The two-time Academy Award winner also resisted the overtures of Federico Fellini, turned down three Steven Spielberg pictures in Close Encounters of the Third Kind, Always, and Schindler’s List, and couldn’t sanction relocating to Europe to team up with Ingmar Bergman on The Touch.
He eventually teamed with Spielberg on Hook, but for a while, the most successful director in the business viewed Hoffman as the one who kept getting away. He still worked with his fair share of all-timers, though, and three stand out in the star’s mind as his favourites.
After keeping him at arm’s length for so long, Spielberg ended up as one of them, funnily enough. “Spielberg is extremely generous,” he told That Shelf, which might have been partially derived from his perseverance in finally convincing him to sign on for one of his films.

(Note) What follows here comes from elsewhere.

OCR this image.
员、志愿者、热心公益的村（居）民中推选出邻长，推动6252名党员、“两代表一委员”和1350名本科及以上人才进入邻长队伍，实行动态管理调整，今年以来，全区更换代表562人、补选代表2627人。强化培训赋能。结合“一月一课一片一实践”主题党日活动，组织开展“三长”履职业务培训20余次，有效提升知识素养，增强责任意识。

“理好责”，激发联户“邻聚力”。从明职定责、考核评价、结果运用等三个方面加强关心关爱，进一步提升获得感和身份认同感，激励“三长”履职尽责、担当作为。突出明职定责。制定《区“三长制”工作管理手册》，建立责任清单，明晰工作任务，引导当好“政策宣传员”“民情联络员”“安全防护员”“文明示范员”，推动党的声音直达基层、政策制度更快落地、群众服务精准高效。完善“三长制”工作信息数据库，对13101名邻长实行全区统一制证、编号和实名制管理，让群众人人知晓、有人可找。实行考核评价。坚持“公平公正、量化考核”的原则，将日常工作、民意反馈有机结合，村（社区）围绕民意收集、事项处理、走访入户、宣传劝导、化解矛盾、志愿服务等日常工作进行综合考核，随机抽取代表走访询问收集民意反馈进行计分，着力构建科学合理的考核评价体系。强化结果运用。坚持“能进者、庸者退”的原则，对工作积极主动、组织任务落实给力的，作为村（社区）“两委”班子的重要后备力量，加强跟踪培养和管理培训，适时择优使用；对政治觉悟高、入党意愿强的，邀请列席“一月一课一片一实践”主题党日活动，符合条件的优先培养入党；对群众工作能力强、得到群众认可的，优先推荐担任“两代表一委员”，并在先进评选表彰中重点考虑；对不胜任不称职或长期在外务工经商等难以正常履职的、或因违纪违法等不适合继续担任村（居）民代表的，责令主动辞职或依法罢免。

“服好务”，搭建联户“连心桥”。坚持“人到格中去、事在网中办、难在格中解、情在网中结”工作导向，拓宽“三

Wag the Dog, Sphere, and Rain Man‘s Barry Levinson was another Hoffman “loved working with,” but the filmmaker who launched the relative unknown’s career into the stratosphere and gave him the platform to announce himself as a generational talent in the making was the recipient of the most wide-ranging and adoring praise.
“Mike Nichols was wonderful,” he said of the mastermind behind The Graduate. “It was 100 days of shooting, but it was a month of rehearsals. Starting from zero on a soundstage with a tape like you do in a play. You can’t do that today because it’s like, ‘We’re not going to be paying for the cinematographer and the art director and all of these other people’s salaries if they’re not shooting.'”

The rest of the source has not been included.